I don’t usually take requests for Net Worth.
Suggestions, you bet. Last week marked my 100th column, and I’ll admit that at least half the ideas came from somebody forwarding me something.
But requests are a little different, and I’ve had at least five people this week say, “You’ve got to write about that cat thing.”
Normally, “cats” and “write about” don’t mix with me, except for the rare occasion when I utilize the opportunity to mention that I’m not a big fan of felines. I’m allergic to them. And I simply prefer dogs ... and every other kind of animal.
However, this particular requested topic is so laugh-out-loud amusing that I’ll admit, yes, I do have to write about that cat thing.
The cat thing in question is a purportedly real exchange between blogger/graphic designer David Thorne — also, clearly not a fan of cats — and co-worker Shannon, who sends him a picture of her missing pet, Missy, and asks him to design a poster that she can photocopy and post.
“Missing Missy” is the mixture of back-and-forth e-mails, which sports Thorne’s increasingly more ridiculous and combative poster designs. The whole exchange can be found on his website called 27b/6.
Poor Shannon. At first Thorne provides her with a movie poster for a film called “Missing Missy: A Shannon Production,” in which the cat’s photo takes up barely a blip on the page.
“It's a design thing,” he explains. “The cat is lost in the negative space.”
Eventually, he designs a poster to her specifics but instead runs a different cat’s picture as the centerpiece.
She writes, “That’s not my cat. Where did you get that picture from? That cat is orange. I gave you a photo of my cat.”
He responds, “I know, but that one is cute.”
The real Thorne is a 38-year-old Australian humorist who has carved a unique niche for getting into crazy e-mail exchanges with a variety of folks who he continues to goad with misinformation.
The name of his 27b/6 website is based on a George Orwell reference, who lived in Apartment 27b on level 6 while writing the dystopian novel “Nineteen Eighty-Four.” Thorne is also the author of the 2009 book “The Internet is a Playground,” which is a collection of these conversational threads.
Two of his other standouts on the site include an overdue account notice for a bill amounting to $233.95 that Thorne tries to settle in an unusual way:
“I do not have any money so am sending you this drawing I did of a spider instead. I value the drawing at $233.95 so trust that this settles the matter.”
Hilarity then ensues.
Another involves a co-worker named Simon who needs Thorne to design a logo and some pie charts for a new peer-to-peer networking project that he can show prospective clients.
First, Thorne submits a pie chart that displays “David’s enthusiasm for doing free work for Simon,” which features color-coded sections such as “The tiniest bit” and “Rather be lost in a forest.”
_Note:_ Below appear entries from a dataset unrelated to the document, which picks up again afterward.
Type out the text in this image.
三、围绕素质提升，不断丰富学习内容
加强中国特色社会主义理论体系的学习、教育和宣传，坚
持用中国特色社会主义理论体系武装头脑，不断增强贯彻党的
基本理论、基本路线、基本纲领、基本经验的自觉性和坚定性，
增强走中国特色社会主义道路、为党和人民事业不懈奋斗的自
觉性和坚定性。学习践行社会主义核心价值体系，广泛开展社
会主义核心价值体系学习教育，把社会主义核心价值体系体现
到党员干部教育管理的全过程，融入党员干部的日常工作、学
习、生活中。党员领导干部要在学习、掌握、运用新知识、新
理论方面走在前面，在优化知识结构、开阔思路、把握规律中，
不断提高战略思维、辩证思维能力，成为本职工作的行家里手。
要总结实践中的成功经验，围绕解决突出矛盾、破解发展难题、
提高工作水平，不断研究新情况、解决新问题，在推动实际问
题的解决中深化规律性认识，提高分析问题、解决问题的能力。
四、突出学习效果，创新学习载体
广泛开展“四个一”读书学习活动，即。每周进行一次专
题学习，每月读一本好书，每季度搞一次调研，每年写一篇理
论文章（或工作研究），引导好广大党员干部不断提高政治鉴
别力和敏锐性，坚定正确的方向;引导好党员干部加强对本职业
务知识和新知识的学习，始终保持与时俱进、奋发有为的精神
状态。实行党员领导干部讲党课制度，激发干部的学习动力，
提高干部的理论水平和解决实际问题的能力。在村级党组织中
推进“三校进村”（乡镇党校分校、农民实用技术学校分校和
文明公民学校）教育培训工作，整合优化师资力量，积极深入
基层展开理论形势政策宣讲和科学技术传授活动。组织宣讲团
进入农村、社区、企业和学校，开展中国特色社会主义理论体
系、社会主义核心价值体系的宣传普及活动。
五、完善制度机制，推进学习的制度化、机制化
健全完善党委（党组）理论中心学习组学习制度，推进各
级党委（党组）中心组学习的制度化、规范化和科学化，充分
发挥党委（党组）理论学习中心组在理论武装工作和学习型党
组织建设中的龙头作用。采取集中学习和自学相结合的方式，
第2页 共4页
Next, when Simon tries to emphasize the value of his social networking concept, Thorne replies, “So you have invented Twitter. Congratulations.”
He then offers a pie chart that depicts the “Probability of Simon selling his project for 40 million dollars and sending me a postcard from his yacht”:
“Blue = None.”
“Gold = If using a time machine.”
Supposedly, these postings are all based on real exchanges with real people. It’s hard to confirm that assertion, but if so, then Thorne can indeed lay claim to a positively Orwellian existence.